Interdisciplinary Approaches to Human Rights: History, Politics,
Practice is an edited collection that brings together analyses of
human rights work from multiple disciplines. Within the academic
sphere, this book will garner interest from scholars who are
invested in human rights as a field of study, as well as those who
research, and are engaged in, the praxis of human rights. Referring
to the historical and cross-cultural study of human rights, the
volume engages with disciplinary debates in political philosophy,
gender and women's studies, Global South/Third World studies,
international relations, psychology, and anthropology. At the same
time, the authors employ diverse methodologies including oral
history, theoretical and discourse analysis, ethnography, and
literary and cinema studies.
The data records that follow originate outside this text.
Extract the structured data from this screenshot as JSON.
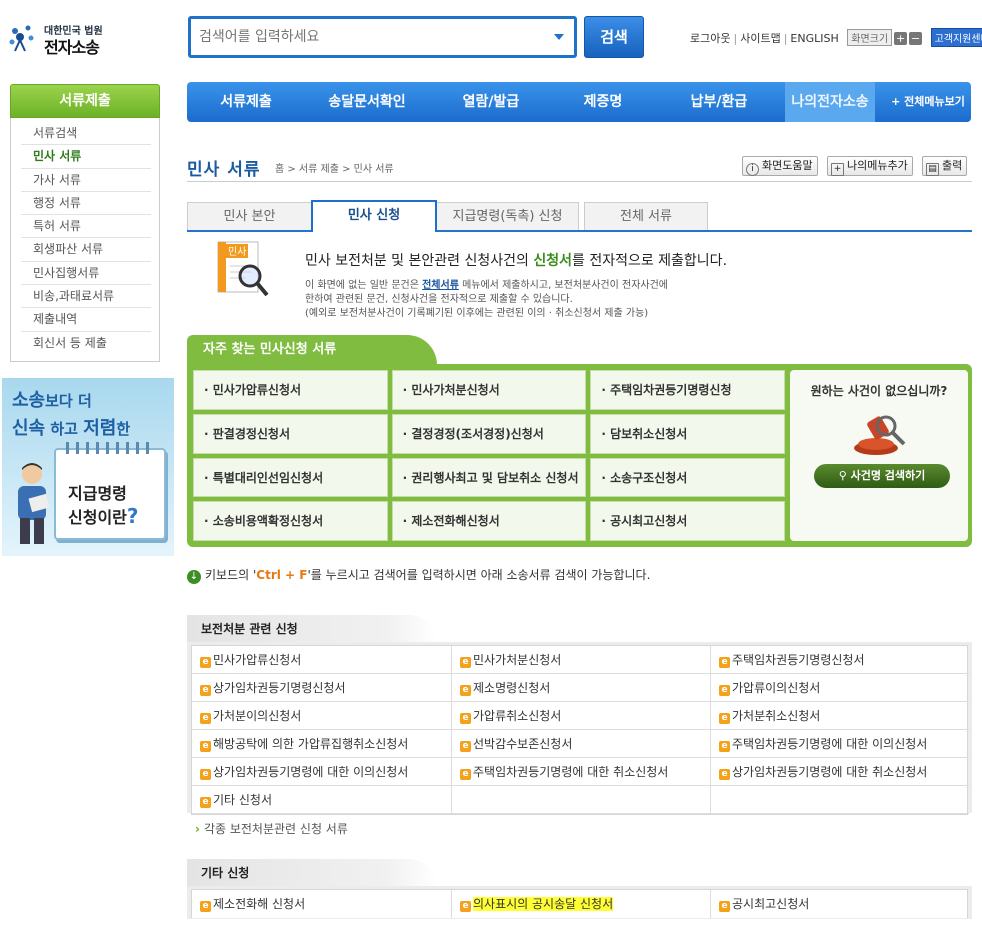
{
  "header": {
    "logo_line1": "대한민국 법원",
    "logo_line2": "전자소송",
    "search_placeholder": "검색어를 입력하세요",
    "search_button": "검색",
    "util": [
      "로그아웃",
      "사이트맵",
      "ENGLISH"
    ],
    "font_size_label": "화면크기",
    "font_plus": "+",
    "font_minus": "−",
    "helpdesk": "고객지원센터"
  },
  "nav": {
    "items": [
      "서류제출",
      "송달문서확인",
      "열람/발급",
      "제증명",
      "납부/환급",
      "나의전자소송"
    ],
    "all_menu": "+ 전체메뉴보기"
  },
  "sidebar": {
    "title": "서류제출",
    "items": [
      "서류검색",
      "민사 서류",
      "가사 서류",
      "행정 서류",
      "특허 서류",
      "회생파산 서류",
      "민사집행서류",
      "비송,과태료서류",
      "제출내역",
      "회신서 등 제출"
    ],
    "active_index": 1
  },
  "banner": {
    "line1_big": "소송",
    "line1_rest": "보다 더",
    "line2_a": "신속",
    "line2_b": "하고",
    "line2_c": "저렴",
    "line2_d": "한",
    "card_line1": "지급명령",
    "card_line2": "신청이란",
    "card_q": "?"
  },
  "page": {
    "title": "민사 서류",
    "breadcrumb": "홈 > 서류 제출 > 민사 서류",
    "buttons": {
      "help": "화면도움말",
      "add_menu": "나의메뉴추가",
      "print": "출력"
    }
  },
  "tabs": [
    "민사 본안",
    "민사 신청",
    "지급명령(독촉) 신청",
    "전체 서류"
  ],
  "active_tab": 1,
  "intro": {
    "icon_label": "민사",
    "head_pre": "민사 보전처분 및 본안관련 신청사건의 ",
    "head_hl": "신청서",
    "head_post": "를 전자적으로 제출합니다.",
    "body_pre": "이 화면에 없는 일반 문건은 ",
    "body_link": "전체서류",
    "body_post": " 메뉴에서 제출하시고, 보전처분사건이 전자사건에",
    "body_line2": "한하여 관련된 문건, 신청사건을 전자적으로 제출할 수 있습니다.",
    "body_line3": "(예외로 보전처분사건이 기록폐기된 이후에는 관련된 이의 · 취소신청서 제출 가능)"
  },
  "faq": {
    "title": "자주 찾는 민사신청 서류",
    "items": [
      "· 민사가압류신청서",
      "· 민사가처분신청서",
      "· 주택임차권등기명령신청",
      "· 판결경정신청서",
      "· 결정경정(조서경정)신청서",
      "· 담보취소신청서",
      "· 특별대리인선임신청서",
      "· 권리행사최고 및 담보취소 신청서",
      "· 소송구조신청서",
      "· 소송비용액확정신청서",
      "· 제소전화해신청서",
      "· 공시최고신청서"
    ],
    "side_question": "원하는 사건이 없으십니까?",
    "side_button": "사건명 검색하기"
  },
  "hint": {
    "pre": "키보드의 '",
    "key": "Ctrl + F",
    "post": "'를 누르시고 검색어를 입력하시면 아래 소송서류 검색이 가능합니다."
  },
  "section1": {
    "title": "보전처분 관련 신청",
    "items": [
      "민사가압류신청서",
      "민사가처분신청서",
      "주택임차권등기명령신청서",
      "상가임차권등기명령신청서",
      "제소명령신청서",
      "가압류이의신청서",
      "가처분이의신청서",
      "가압류취소신청서",
      "가처분취소신청서",
      "해방공탁에 의한 가압류집행취소신청서",
      "선박감수보존신청서",
      "주택임차권등기명령에 대한 이의신청서",
      "상가임차권등기명령에 대한 이의신청서",
      "주택임차권등기명령에 대한 취소신청서",
      "상가임차권등기명령에 대한 취소신청서",
      "기타 신청서"
    ],
    "more_link": "각종 보전처분관련 신청 서류"
  },
  "section2": {
    "title": "기타 신청",
    "items": [
      "제소전화해 신청서",
      "의사표시의 공시송달 신청서",
      "공시최고신청서"
    ],
    "highlight_index": 1
  },
  "colors": {
    "nav_blue": "#1b6ccd",
    "green": "#7fbc40",
    "highlight": "#ffff33",
    "e_icon": "#f4a21c"
  }
}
Within the field of human rights
studies, this book attends to the critical academic gap on
interdisciplinary and praxis-based approaches to the field, as
opposed to a predominantly legalistic focus, drawing from case
studies from a wide range of contexts in the Global South,
including Bangladesh, Colombia, Haiti, India, Mexico, Palestine,
and Sudan, as well as from Australia and the United States in the
Global North. For students who will go on to become researchers,
practitioners, policy makers, and activists, this collection of
essays will demonstrate the multifaceted landscape of human rights
and the multiple forces (philosophical, political, cultural,
economic, historical) that affect it.